The main character in the movie experienced several challenges and traumas in his life where he fell into the lower circle. He looped around and around for years suffering until that moment with his agent and he felt the pull to return home. The movie is a beautiful story of his journey home to love and harmony.

You may have recently fallen and feel stuck going around and around looping in the lower circle. As souls, we asked for this human experience and sometimes it gets really uncomfortable, especially when you you don't see a way out...yet! I've been there stuck many times saying, "Really, I asked for this?" Yep. You may think "I don't ever want to fall again." I hear you. As much as you in this moment may not want to ever fall again, I believe we will all continue to fall and that's okay. It's also completely okay to feel whatever emotion comes up for you when you do fall. Feeling is being human.

I see the separation as part of our maturation process and natural evolution of consciousness. Each fall provides the opportunity to practice taking the leap back to oneness through kindness, self-care and self-compassion. With practice and dropping the resistance, it becomes easier to move through the transition from separation to oneness.

My intention for sharing this framework is to bring light to the possibility and potential to find your way back home after a fall and show you that you always have the choice to lead your own experience. YAY! You've got this! I promise you, there is another way.

So, what is one act of self-care or self-compassion you can give yourself today?


If you’re coming up blank or don’t think you have time for self-care, here are some suggestions to get you started.

  1. Return to a sense of play in whatever form that looks like for you.
  2. Take a nap.
  3. Go for a walk.
  4. Call a friend you’ve wanted to connect with for a chat.
  5. Spend quality time with your beloved.
  6. Watch birds fly in patterns.
  7. Take a bath.
  8. Prepare a healthy, nourishing meal for yourself.
  9. Read a book you’ve wanted to read.
  10. Plan a personal retreat as simple as spending the afternoon in nature or as involved as spending a week trekking in a foreign land.

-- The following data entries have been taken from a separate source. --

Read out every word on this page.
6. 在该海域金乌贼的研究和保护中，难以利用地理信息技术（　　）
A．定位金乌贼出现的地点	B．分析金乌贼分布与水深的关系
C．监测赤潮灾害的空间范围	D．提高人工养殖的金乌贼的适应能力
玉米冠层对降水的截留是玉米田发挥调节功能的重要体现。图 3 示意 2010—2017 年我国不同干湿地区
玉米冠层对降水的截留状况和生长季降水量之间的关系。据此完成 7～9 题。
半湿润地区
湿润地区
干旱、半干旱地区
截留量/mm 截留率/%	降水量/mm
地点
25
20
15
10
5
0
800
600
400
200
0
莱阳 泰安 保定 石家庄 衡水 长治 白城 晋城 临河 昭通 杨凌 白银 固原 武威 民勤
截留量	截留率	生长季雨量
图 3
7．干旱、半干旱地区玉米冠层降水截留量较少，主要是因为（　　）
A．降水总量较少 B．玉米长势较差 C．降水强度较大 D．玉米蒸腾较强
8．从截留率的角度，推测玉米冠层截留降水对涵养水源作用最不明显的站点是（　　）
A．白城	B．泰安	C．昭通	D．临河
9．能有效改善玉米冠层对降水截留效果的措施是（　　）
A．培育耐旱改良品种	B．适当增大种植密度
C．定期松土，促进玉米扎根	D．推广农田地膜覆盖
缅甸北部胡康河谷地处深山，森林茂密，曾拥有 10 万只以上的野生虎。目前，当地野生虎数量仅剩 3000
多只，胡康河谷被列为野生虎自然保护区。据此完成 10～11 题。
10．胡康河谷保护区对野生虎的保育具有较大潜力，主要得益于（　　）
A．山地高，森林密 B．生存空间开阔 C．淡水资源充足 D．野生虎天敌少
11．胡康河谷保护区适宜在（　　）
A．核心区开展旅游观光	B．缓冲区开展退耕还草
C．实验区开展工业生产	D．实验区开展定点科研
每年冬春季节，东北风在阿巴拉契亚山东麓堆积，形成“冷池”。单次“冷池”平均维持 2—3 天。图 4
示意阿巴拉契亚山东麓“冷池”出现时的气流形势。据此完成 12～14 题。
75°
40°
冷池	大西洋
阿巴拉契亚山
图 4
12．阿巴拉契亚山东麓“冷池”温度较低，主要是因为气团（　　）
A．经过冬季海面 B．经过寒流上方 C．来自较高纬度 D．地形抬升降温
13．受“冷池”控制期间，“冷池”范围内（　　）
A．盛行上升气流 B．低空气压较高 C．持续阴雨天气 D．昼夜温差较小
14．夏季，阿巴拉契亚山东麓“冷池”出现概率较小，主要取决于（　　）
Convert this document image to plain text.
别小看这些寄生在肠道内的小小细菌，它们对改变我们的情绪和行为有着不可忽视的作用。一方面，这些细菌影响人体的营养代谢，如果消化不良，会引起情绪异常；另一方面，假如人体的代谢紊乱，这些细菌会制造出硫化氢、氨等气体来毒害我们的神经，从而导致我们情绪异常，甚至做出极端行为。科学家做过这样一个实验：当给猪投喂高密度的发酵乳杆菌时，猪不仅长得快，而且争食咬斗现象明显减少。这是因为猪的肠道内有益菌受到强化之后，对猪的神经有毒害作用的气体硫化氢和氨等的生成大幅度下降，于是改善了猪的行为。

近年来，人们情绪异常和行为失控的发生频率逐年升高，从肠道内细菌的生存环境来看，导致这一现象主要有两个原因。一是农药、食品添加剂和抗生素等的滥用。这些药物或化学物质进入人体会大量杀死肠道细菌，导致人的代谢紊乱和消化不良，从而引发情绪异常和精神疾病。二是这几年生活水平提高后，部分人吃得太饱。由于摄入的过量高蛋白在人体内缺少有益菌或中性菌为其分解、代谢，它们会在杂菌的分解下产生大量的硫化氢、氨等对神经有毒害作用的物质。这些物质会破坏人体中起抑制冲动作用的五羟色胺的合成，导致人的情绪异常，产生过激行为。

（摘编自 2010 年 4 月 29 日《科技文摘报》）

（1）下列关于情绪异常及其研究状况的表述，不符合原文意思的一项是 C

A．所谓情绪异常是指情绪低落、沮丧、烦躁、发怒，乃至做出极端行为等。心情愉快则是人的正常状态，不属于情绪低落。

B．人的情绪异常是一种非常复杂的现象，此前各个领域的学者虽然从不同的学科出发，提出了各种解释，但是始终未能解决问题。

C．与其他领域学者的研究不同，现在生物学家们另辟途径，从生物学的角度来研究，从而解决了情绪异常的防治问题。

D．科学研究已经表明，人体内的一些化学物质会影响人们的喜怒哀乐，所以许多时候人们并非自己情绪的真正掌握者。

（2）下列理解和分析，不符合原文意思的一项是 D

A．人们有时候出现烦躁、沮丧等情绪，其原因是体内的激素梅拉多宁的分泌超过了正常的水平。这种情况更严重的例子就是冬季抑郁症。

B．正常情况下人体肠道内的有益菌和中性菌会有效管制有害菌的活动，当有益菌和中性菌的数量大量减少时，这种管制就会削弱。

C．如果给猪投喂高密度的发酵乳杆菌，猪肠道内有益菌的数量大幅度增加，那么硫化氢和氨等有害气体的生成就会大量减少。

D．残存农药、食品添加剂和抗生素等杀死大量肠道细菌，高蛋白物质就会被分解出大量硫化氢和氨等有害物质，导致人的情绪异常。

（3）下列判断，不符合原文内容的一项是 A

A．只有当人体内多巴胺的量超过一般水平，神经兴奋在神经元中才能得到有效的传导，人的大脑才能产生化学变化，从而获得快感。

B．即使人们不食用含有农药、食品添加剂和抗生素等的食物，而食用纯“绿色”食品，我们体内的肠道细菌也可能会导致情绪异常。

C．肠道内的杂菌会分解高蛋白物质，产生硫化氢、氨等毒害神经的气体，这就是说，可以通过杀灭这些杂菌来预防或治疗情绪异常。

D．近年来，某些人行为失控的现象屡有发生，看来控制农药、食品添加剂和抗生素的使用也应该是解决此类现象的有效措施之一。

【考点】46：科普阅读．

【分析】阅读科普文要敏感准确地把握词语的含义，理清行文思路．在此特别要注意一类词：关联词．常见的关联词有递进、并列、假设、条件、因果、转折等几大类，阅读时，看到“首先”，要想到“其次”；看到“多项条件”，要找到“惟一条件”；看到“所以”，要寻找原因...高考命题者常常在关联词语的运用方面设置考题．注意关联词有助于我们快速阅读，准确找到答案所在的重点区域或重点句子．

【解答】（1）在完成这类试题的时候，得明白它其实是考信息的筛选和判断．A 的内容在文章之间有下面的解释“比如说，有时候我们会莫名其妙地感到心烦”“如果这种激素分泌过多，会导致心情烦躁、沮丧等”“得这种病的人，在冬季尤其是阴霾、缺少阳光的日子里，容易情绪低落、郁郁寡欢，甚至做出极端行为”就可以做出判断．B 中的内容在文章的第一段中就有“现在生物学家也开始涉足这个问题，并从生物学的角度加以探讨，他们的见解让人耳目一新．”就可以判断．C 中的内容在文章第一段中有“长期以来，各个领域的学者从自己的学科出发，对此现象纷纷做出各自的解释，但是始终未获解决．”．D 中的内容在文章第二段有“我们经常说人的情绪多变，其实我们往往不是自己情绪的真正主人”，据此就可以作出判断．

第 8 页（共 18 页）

I would love the hear about you're favorite self-care ideas and invite you to share in the comments below.


Self-compassion may be challenging if you have a loud self-critic, feel unworthy, or just haven’t practiced for a long time. To develop the practice of self-compassion and encourage new neural patterns, try this simple method I learned from one of my favorite people and neuropsychologist, Dr. Rick Hanson.

  1. Find the sense of being cared about by someone else, someone whom you have felt loved by in your life.
  2. Bring to mind someone you naturally feel compassion for like a child or loved one.
  3. Sink into the physical experience of compassion in your body, locate the sensation in your body and stay there for a while.
  4. Then shift the compassion to yourself, perhaps with phrases like: “May I not suffer. May the pain of this moment come pass on (compassion).”

The root of compassion is compassion for oneself. ~ Pema Chodron

I also highly recommend checking out Koelle Simpson's teleclass where she provides a beautiful explanation of the harmony of life.

May you find your way home after the fall.